The Sledge Patrol Sirius is a small military reconnaissance military unit of the Danish Armed Forces which operates in the Northeast Greenland National Park. The men, highly qualified volunteers who serve for two years, patrol the park by dog sledge in teams of two. In addition to providing support services for visiting scientists, the Sledge Patrol Sirius unit is a means of maintaining Danish and Greenlandic sovereignty of a vast unpopulated area.
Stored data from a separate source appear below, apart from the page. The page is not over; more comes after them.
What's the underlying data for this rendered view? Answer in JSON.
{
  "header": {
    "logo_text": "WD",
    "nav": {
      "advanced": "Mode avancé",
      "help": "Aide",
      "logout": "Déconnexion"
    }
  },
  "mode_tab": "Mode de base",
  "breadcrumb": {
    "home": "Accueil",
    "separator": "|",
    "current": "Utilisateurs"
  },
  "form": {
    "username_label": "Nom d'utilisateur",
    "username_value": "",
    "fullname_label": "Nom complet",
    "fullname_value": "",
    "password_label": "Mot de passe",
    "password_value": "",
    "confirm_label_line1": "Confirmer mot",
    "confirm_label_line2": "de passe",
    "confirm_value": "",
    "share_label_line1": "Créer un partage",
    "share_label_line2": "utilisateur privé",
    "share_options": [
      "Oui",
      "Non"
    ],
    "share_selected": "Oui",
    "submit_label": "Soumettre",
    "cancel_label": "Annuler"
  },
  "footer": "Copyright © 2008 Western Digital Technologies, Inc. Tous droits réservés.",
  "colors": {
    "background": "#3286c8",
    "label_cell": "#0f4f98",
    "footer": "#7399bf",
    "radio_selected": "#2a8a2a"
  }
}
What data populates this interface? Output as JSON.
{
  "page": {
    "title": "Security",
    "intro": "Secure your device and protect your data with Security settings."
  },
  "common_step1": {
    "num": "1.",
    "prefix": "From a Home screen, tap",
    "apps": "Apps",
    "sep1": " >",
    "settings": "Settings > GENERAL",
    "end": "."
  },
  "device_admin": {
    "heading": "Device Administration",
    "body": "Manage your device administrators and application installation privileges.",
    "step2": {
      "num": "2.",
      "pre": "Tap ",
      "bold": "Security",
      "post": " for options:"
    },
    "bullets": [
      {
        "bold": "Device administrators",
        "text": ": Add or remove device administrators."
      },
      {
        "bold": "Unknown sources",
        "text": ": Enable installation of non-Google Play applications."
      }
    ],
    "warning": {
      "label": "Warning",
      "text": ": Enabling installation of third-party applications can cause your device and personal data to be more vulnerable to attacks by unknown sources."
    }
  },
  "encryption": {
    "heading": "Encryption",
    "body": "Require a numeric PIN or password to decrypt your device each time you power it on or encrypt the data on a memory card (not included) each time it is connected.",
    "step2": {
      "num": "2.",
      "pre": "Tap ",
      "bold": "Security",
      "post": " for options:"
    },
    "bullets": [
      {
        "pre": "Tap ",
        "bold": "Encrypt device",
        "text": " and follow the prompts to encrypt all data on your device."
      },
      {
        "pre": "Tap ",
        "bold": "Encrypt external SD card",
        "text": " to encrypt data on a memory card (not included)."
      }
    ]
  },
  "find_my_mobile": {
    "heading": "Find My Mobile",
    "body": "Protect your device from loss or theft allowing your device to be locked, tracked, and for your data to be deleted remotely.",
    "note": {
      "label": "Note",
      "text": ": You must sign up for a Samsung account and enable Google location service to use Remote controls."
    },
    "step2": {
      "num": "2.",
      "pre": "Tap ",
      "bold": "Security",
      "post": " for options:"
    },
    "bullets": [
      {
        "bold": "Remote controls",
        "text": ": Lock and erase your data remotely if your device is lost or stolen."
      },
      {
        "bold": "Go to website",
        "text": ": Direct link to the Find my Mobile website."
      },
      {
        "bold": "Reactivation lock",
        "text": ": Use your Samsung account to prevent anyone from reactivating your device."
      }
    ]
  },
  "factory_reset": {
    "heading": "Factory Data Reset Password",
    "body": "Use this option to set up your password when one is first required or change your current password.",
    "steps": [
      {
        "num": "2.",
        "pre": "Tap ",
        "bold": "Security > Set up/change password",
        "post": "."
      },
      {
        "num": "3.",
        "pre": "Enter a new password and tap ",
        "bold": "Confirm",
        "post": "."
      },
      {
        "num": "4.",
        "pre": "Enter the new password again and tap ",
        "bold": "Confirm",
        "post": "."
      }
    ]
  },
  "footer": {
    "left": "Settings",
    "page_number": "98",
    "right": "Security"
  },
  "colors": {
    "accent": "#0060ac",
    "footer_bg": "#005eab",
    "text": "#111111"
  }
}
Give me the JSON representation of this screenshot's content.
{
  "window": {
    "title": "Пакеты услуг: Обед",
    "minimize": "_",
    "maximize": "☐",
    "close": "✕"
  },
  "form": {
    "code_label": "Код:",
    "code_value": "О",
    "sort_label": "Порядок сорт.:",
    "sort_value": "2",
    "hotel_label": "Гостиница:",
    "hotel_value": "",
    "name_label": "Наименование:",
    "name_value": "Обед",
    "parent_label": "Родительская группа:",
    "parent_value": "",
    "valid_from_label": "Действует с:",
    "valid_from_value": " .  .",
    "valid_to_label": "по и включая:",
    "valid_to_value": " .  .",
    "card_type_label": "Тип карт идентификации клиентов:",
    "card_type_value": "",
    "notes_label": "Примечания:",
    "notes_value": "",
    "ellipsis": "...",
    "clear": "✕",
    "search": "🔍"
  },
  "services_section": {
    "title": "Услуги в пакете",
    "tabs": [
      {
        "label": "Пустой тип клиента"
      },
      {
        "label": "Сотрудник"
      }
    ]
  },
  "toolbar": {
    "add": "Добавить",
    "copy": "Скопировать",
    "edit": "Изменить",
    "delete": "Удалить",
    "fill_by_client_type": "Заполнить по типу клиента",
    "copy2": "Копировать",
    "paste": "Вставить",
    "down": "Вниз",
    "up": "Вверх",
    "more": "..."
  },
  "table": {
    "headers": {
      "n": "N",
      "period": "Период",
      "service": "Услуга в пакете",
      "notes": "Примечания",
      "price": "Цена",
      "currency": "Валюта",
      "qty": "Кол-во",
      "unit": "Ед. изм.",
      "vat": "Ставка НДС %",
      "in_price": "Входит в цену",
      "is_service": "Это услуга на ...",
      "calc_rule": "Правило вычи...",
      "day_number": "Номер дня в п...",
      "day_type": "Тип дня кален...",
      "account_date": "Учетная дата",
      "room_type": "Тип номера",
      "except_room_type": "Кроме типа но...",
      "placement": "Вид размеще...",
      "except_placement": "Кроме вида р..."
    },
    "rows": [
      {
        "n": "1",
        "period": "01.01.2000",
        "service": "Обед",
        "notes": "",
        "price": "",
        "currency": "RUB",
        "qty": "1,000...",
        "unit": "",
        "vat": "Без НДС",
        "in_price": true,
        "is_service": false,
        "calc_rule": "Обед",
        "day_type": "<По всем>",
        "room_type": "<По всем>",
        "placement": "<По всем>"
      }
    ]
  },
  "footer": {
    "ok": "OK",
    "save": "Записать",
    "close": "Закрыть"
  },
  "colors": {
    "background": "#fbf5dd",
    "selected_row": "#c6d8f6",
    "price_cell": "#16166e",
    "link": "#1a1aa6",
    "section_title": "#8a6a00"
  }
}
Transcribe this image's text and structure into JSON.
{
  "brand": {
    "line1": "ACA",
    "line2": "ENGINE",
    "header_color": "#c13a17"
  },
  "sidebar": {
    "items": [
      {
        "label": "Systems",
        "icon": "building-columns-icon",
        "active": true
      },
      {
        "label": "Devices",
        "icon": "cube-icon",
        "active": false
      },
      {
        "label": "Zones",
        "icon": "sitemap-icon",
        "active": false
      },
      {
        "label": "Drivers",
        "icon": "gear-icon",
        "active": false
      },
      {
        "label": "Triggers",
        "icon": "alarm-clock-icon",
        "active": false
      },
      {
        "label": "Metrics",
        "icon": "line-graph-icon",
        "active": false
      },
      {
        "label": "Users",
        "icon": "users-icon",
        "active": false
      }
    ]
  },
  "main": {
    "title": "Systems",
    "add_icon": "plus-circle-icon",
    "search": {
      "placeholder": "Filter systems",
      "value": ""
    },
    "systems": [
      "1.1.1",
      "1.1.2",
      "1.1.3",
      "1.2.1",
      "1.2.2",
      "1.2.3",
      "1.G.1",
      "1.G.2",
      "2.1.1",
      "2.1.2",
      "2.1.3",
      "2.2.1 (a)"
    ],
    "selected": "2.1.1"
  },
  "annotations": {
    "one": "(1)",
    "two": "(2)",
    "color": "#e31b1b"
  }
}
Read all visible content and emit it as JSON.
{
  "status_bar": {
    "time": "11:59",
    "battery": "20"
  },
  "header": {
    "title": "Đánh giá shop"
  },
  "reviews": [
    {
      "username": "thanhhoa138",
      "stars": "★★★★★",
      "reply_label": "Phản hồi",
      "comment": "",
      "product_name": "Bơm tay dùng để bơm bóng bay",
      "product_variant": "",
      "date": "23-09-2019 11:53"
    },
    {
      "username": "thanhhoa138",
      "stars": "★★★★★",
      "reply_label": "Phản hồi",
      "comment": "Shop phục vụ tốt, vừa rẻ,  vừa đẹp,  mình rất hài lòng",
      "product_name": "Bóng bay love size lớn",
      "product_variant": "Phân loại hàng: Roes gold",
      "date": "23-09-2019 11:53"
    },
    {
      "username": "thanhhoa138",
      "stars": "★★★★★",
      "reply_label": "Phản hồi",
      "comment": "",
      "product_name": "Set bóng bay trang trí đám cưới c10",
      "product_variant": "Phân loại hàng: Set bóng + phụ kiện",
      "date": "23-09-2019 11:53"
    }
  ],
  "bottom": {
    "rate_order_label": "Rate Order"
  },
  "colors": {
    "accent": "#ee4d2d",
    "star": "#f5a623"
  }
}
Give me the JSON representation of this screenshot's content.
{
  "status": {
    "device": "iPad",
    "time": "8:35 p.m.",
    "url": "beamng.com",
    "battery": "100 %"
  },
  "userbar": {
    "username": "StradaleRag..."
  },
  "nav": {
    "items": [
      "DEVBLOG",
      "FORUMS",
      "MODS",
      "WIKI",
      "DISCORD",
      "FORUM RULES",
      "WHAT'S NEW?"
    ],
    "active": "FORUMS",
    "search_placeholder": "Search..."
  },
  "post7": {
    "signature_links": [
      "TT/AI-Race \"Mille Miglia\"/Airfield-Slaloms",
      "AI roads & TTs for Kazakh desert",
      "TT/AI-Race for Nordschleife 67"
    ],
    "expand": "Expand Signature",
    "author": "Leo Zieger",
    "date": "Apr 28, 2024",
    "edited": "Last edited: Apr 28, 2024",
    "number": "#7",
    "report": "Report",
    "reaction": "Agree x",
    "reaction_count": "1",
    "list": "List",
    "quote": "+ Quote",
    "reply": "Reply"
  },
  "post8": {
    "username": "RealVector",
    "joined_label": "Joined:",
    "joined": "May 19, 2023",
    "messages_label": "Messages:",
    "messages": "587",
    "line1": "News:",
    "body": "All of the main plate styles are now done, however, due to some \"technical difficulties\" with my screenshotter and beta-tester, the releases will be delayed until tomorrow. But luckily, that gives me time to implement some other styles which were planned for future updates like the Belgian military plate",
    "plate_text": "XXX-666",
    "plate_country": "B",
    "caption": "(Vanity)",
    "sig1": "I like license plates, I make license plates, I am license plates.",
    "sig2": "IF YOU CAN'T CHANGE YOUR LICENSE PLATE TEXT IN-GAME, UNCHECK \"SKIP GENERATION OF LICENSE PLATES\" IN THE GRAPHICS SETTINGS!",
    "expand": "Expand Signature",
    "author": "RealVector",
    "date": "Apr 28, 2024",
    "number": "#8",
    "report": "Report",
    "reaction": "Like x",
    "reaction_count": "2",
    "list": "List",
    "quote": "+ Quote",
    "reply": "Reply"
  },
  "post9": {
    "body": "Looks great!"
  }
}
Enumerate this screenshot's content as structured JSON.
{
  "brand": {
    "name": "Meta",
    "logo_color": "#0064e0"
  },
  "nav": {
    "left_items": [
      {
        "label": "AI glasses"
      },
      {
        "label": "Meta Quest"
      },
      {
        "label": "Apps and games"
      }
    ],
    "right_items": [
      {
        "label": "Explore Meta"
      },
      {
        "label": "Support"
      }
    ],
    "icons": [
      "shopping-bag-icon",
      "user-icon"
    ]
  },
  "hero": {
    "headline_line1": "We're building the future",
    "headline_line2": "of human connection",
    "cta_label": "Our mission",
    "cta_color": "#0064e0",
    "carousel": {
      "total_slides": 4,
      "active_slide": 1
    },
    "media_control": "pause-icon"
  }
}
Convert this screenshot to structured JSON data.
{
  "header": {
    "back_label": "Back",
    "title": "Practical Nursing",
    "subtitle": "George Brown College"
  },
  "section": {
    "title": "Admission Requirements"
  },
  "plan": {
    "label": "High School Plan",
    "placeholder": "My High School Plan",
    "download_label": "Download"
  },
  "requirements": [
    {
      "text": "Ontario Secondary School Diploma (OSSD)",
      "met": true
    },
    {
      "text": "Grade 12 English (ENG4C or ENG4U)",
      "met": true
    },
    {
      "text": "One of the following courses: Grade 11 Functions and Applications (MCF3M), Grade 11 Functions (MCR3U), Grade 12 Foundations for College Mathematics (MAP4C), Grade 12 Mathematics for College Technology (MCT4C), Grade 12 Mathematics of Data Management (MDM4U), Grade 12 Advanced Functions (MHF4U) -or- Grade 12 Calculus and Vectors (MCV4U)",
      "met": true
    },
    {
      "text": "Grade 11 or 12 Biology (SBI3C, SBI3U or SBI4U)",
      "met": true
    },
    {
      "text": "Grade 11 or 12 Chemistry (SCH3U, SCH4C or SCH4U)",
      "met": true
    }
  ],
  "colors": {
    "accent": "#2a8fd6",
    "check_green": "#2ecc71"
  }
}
The Danish Armed Forces’ continued use of dog sledging as a means of travel make them remarkable in today’s world of planes and helicopters.
Like Robert Peary in 1900 and Lauge Koch in 1921 the Sledge Patrol Sirius still travels northern Greenland by dog sled. They first traveled to Peary Land in 1964, and in 1965 they patrolled along the north coast where they camped at Cape Morris Jesup, the first time dog sledges had passed the Cape since the days of Peary and Koch. Kaffeklubben Island was attempted in 1967, 1970 and 1971 without success, but on April 12th, 1974 a sledge team was able to reach the island.
According to Mogens N. Guldbrandsen, a retired RDN Patrol Commander, “R. E. Peary, J. P. Koch, Lauge Koch and the Sledge Patrol Sirius of the Danish Armed Forces are the only ones that traveled the earth’s most northerly coast in the proper way, dog sledge. Landing with a helicopter on the top of Mount Everest is not ascending the mountain either.”
My book Beyond the Edge brings together the historical elements of “the world’s most northerly coast in the proper way.”